I've been using LogParser whenever I need to really dig into Web Server Logs since before 2005. It's an amazing tool. I love it. Jeff Atwood loves it, and you should to. It may not being something you use every day but when you need it, it's there and it's awesome. It's kind of like a really focused sed or awk. A low-level tool with a high-powered focus.
Log Parser hasn't changed that I know of since 2005. I've been working with some folks to try to get it to escape the big house, but we'll see how far we get. Until then, it works fabulously and unchanged after all these years. It's great because while my primary use of LogParser is with IIS Log files, it'll query anything you can plug into it like the File System, Event Logs, the Registry or just a CSV file. The diagram from their docs is at right.

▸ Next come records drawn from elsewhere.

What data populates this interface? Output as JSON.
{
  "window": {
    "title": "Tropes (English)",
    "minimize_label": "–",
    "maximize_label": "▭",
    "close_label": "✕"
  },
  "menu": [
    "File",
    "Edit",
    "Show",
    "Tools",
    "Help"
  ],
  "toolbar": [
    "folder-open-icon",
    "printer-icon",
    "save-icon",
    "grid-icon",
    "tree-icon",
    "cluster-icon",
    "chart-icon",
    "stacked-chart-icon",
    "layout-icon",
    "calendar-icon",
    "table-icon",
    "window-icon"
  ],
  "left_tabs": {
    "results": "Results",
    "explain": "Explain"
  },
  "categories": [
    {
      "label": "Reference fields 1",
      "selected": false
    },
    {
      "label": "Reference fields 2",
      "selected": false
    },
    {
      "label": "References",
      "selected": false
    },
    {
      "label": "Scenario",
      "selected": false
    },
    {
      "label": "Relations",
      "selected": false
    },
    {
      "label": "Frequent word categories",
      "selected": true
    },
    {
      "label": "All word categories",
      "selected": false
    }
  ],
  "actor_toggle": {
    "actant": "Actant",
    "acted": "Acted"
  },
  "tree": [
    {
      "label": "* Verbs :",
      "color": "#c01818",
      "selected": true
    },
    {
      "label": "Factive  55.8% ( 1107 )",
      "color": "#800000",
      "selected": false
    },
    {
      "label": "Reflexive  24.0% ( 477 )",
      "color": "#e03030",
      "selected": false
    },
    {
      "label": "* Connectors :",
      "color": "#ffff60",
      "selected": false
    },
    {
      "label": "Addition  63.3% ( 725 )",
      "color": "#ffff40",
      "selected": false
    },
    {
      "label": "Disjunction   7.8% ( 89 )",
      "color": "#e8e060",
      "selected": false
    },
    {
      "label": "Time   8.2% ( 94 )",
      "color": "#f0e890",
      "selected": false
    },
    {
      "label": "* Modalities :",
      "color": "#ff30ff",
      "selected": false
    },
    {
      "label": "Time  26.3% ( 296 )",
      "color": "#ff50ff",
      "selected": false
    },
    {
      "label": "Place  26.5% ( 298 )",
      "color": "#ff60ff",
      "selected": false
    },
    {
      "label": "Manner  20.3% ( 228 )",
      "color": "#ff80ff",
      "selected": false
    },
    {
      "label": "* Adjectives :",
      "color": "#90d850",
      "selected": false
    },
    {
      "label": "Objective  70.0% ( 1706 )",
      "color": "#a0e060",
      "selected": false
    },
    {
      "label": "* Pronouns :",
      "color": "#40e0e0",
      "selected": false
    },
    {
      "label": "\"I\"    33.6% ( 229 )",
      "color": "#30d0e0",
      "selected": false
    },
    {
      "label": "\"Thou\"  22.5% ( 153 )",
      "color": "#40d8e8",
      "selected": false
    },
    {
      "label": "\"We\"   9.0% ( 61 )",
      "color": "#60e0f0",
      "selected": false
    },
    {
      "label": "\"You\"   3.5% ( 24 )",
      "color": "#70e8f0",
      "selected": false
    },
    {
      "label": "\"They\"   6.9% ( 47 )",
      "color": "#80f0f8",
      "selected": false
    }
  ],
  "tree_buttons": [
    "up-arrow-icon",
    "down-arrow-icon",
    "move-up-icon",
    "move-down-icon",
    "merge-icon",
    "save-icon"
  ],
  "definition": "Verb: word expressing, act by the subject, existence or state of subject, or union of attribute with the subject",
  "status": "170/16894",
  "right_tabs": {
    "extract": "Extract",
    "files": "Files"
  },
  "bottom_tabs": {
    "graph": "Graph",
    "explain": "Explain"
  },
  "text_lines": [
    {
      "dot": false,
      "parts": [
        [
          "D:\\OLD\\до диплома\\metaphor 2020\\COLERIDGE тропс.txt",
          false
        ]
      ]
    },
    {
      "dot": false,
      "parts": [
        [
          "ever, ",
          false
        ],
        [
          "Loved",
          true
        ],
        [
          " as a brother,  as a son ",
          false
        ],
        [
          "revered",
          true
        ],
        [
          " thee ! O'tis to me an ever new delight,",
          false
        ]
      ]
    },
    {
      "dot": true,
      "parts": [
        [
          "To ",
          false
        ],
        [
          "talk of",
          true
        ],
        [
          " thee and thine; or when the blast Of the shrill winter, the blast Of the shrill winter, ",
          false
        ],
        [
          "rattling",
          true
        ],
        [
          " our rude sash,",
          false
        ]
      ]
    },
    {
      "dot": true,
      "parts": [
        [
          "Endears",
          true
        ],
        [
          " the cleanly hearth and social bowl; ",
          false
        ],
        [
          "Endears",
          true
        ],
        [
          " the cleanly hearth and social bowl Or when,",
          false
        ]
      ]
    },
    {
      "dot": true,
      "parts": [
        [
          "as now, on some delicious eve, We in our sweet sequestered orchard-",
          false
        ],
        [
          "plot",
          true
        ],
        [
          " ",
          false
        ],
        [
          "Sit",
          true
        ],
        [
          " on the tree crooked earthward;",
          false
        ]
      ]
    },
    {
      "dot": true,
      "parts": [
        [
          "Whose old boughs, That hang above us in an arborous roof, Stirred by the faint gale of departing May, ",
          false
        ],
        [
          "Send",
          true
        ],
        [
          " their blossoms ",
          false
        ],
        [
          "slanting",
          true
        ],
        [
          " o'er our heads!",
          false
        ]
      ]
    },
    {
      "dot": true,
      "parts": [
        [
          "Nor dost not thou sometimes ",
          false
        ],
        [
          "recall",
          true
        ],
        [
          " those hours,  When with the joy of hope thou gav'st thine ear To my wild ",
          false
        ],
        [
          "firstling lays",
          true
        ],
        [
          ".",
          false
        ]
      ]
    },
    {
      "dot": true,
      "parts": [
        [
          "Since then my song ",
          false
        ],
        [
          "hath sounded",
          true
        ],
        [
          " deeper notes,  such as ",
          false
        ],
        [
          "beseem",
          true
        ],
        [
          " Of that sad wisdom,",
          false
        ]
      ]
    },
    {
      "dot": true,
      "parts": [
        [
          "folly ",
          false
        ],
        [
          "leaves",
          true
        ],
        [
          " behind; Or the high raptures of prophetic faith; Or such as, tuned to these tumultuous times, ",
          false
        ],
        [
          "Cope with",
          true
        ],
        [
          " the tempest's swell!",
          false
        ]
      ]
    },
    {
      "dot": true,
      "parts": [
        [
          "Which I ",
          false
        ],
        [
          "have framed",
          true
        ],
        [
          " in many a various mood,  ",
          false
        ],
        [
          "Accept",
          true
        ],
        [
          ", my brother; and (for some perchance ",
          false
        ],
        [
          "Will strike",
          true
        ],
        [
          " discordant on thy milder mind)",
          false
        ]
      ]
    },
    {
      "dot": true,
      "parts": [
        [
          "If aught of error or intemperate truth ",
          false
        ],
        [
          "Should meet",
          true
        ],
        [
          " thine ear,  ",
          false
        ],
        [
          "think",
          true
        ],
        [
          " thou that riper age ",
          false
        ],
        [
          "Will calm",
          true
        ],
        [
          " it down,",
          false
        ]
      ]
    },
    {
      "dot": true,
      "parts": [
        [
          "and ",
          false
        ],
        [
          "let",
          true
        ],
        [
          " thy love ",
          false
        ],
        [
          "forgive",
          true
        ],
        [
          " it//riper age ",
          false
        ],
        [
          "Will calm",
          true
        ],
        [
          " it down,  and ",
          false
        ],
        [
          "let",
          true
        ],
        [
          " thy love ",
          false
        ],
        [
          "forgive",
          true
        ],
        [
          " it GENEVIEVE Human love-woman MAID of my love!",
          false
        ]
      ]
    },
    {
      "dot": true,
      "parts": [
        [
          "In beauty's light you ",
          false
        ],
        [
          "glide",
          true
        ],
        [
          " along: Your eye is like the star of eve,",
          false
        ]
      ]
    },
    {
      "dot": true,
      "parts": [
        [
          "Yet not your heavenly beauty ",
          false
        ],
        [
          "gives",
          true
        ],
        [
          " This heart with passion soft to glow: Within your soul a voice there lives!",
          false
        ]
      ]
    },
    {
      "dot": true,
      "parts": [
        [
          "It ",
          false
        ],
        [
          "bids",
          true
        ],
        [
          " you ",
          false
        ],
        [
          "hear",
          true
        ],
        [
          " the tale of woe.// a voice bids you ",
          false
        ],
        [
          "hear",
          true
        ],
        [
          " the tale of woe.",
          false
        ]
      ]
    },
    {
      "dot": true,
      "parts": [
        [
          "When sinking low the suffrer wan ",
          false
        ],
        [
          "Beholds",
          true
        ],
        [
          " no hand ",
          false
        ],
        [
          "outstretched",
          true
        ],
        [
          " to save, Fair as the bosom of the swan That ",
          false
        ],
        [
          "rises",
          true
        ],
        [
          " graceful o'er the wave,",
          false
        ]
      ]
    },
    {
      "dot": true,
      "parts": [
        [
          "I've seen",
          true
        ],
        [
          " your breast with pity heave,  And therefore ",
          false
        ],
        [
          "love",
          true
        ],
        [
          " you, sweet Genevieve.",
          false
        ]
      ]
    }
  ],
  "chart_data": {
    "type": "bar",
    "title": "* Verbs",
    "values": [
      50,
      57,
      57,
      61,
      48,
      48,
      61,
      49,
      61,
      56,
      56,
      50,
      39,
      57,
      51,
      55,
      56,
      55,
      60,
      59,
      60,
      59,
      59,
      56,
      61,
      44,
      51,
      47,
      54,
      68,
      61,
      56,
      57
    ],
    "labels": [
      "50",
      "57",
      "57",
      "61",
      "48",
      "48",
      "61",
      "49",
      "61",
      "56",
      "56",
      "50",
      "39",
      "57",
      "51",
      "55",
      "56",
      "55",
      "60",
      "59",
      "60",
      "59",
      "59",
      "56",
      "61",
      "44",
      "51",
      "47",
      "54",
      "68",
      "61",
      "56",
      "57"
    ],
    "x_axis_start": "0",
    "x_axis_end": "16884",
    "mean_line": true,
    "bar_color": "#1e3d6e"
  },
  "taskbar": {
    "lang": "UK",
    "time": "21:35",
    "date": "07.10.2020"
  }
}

I did a blog post 6 years ago before FeedBurner where I analyzed traffic to my RSS feed from Newsgator. NewsGator was an RSS reader that would include statistics and information in its User-Agent HTTP Header. I was reminded of this post when I was talking to the NuGet team about how they are releasing new versions of NuGet every month or so but it's not clear how many people are upgrading. It'd also be interesting to find out what other ways folks are hitting the NuGet feed and what they are using to do it. I volunteered, so David Ebbo sent me a day's log file to "figure out."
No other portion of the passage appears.